Türklerin Kürtlerle birlikte yaşamasını tartışmaya açmaları boşuna değil. Derin devlet dağılıyor, imtiyazlı sınıflar ve zümrelerin 'üstünlükleri' sona eriyor. Varlık nedenleri olan Kemalist ve militarist devletin demokratik dönüşümünü engelleyemeyenler son hamlelerini yapıyorlar: bölünmeyi tartışmaya açarak, bölünmenin yaratacağı travmayı iktidara dönüş için kullanmak...
Açıkça ve altını çizerek söylüyorum; bu, derin devlet ile 'beyaz Türkler'in ortak projesi. Üstelik bu çabalar yeni değil, uzun zamandır sürüyor. Ben de çok yazdım; 'küçük Türkiye lobisi' dedim bunlara.
Türkiye'yi küçültmeye razılar. Küçük olsun, ama kendilerinin olsun istiyorlar. Üstelik küçülmüş, bölünmüş bir Türkiye'de halkın yaşayacağı büyük duygusal travmanın üzerinden 'Kemalist ve militarist' devleti yeniden dirilteceklerini hesaplıyorlar.
Ama bence yanılıyorlar. Bu ülkeyi küçültseler de devletin demokratik evrimini engellemeleri imkânsız. Projelerinin altında kendileri kalabilir. Bölünmenin yaratacağı büyük travma ve milliyetçi öfke üzerinden 'otoriter' bir iktidar yaratma hesapları yapanların sonu pek iyi olmayabilir. Bosna'da etnik temizliğin mimarı Miloseviç'in başına gelenleri hatırlamalarını salık veririm. Etnik temizlik yapan Miloseviç iktidardan, Savaş Suçları Mahkemesi'ne düştü.

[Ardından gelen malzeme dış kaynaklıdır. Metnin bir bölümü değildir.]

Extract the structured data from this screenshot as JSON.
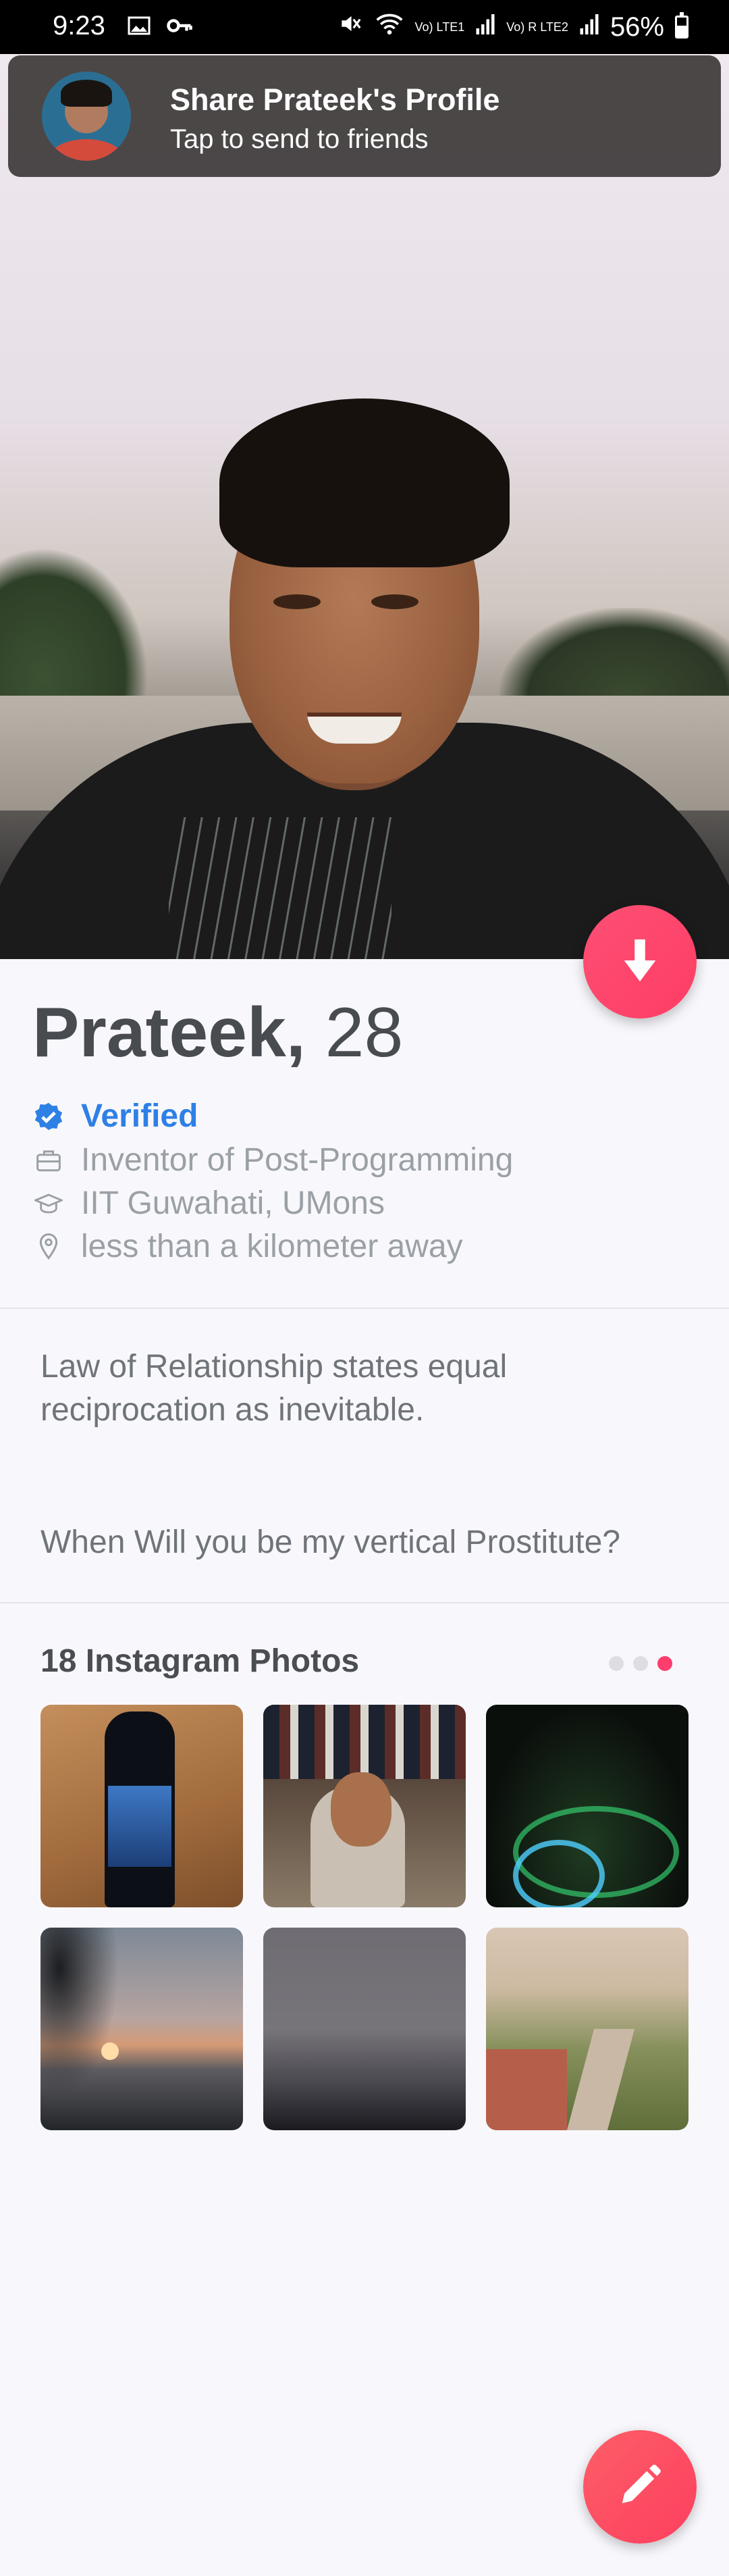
{
  "status_bar": {
    "time": "9:23",
    "network_1": "Vo) LTE1",
    "network_2": "Vo) R LTE2",
    "battery": "56%",
    "battery_level": 0.56
  },
  "share_banner": {
    "title": "Share Prateek's Profile",
    "subtitle": "Tap to send to friends"
  },
  "profile": {
    "name": "Prateek,",
    "age": "28",
    "verified_label": "Verified",
    "job": "Inventor of Post-Programming",
    "school": "IIT Guwahati, UMons",
    "distance": "less than a kilometer away"
  },
  "bio": {
    "line1": "Law of Relationship states equal reciprocation as inevitable.",
    "line2": "When Will you be my vertical Prostitute?"
  },
  "instagram": {
    "title": "18 Instagram Photos",
    "pages": 3,
    "active_page": 3
  },
  "colors": {
    "accent": "#fe3c6e",
    "verified": "#2f80e5"
  },
  "icons": {
    "down": "arrow-down-icon",
    "edit": "pencil-icon",
    "verified": "verified-badge-icon",
    "job": "briefcase-icon",
    "school": "graduation-cap-icon",
    "distance": "location-pin-icon"
  }
}
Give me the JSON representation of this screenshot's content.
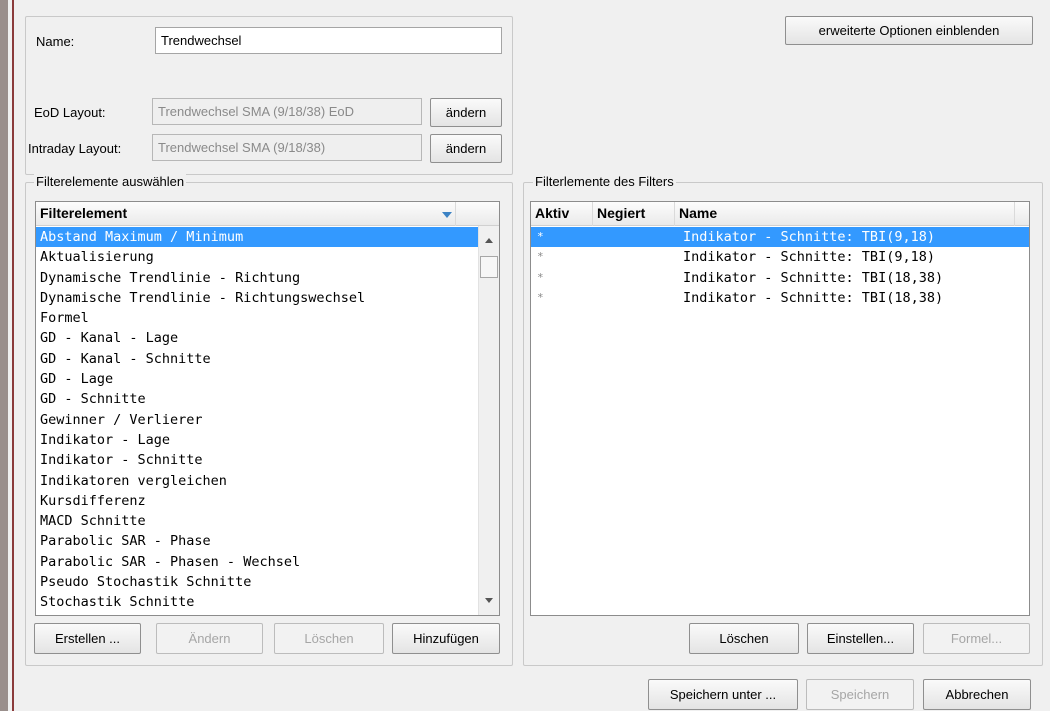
{
  "header": {
    "name_label": "Name:",
    "name_value": "Trendwechsel",
    "eod_label": "EoD Layout:",
    "eod_value": "Trendwechsel SMA (9/18/38) EoD",
    "intraday_label": "Intraday Layout:",
    "intraday_value": "Trendwechsel SMA (9/18/38)",
    "change_label": "ändern",
    "advanced_options_label": "erweiterte Optionen einblenden"
  },
  "left_panel": {
    "group_title": "Filterelemente auswählen",
    "column_header": "Filterelement",
    "items": [
      "Abstand  Maximum / Minimum",
      "Aktualisierung",
      "Dynamische Trendlinie - Richtung",
      "Dynamische Trendlinie - Richtungswechsel",
      "Formel",
      "GD - Kanal - Lage",
      "GD - Kanal - Schnitte",
      "GD - Lage",
      "GD - Schnitte",
      "Gewinner / Verlierer",
      "Indikator - Lage",
      "Indikator - Schnitte",
      "Indikatoren vergleichen",
      "Kursdifferenz",
      "MACD Schnitte",
      "Parabolic SAR - Phase",
      "Parabolic SAR - Phasen - Wechsel",
      "Pseudo Stochastik Schnitte",
      "Stochastik Schnitte"
    ],
    "selected_index": 0,
    "buttons": {
      "create": "Erstellen ...",
      "change": "Ändern",
      "delete": "Löschen",
      "add": "Hinzufügen"
    }
  },
  "right_panel": {
    "group_title": "Filterlemente des Filters",
    "columns": {
      "active": "Aktiv",
      "negated": "Negiert",
      "name": "Name"
    },
    "rows": [
      {
        "active": "*",
        "negated": "",
        "name": "Indikator - Schnitte: TBI(9,18)"
      },
      {
        "active": "*",
        "negated": "",
        "name": "Indikator - Schnitte: TBI(9,18)"
      },
      {
        "active": "*",
        "negated": "",
        "name": "Indikator - Schnitte: TBI(18,38)"
      },
      {
        "active": "*",
        "negated": "",
        "name": "Indikator - Schnitte: TBI(18,38)"
      }
    ],
    "selected_index": 0,
    "buttons": {
      "delete": "Löschen",
      "settings": "Einstellen...",
      "formula": "Formel..."
    }
  },
  "footer": {
    "save_as": "Speichern unter ...",
    "save": "Speichern",
    "cancel": "Abbrechen"
  }
}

Ne yapmaya çalıştıklarını anlamak zor değil tabii. Kemalist-militarist bir rejimin kurulmasının şartı, 'tek uluslu-tek dinli devlet' olmaktı. İttihatçıların izinden giden politikalarla gayrimüslimlerden 'arındırıldı' ülke. Böylece de dönüp Müslümanları baskı altına alan radikal-otoriter 'laiklik' politikaları uygulanabilir hale geldi. Şimdi sıra bir türlü 'asimile' olmayan Kürtlerden de kurtularak 'tek uluslu' devlet yaratmakta. Bugün bu ülkeyi biraz daha 'Türkleştirmek' istiyorlar, çünkü Türkleri 'derin devletin denetimi'ne almak için bu gerekiyor.
Nüfusun tektipleştirilmesi, dünyadan soyutlanmış otoriter bir devlet yaratmanın şartıdır.
Şimdi soruyorlar, Kürtlerle bir arada yaşamak zorunda mıyız? diye. Cevapları hayır. Kürtler Kuzey Irak'a gitsinler istiyorlar, başörtülüler de Arabistan'a... Türkiye de onlara kalsın; istedikleri gibi yönetsinler, yağmalasınlar... Koltuklarında rahat etsinler, muhitlerine kendilerine benzeyenlerden başkaları girmesin...
Devletin demokratik dönüşümünü engellemenin tek ve son yolu 'bölünmek' onlar için. Demokratik, kalkınmış, dünya ile bütünleşmiş ve farklılıkları çoğulculuk içinde tolere etmeyi öğrenmiş bir Türkiye yerine; küçülmüş, küçülmenin yarattığı travmayla 'Kemalist-militaristler'in peşine düşmüş bir Türkiye istiyorlar. İktidarlarını korumanın, pekiştirmenin başka yolunu bulamıyorlar. Devletin ideolojik denetim mekanizmalarının kırılması, toplumsal taleplere ve kimliklere duyarlı hale gelmesi, dolayısıyla 'niteliksel dönüşüm' geçirmesi, tercih ettikleri bir durum değil. 'Merkeziyetçi, otoriter ve seçkinci' model tamamen şeffaf, demokratik ve çoğulcu bir yapıya dönüşmeden süreci durdurmak niyetindeler.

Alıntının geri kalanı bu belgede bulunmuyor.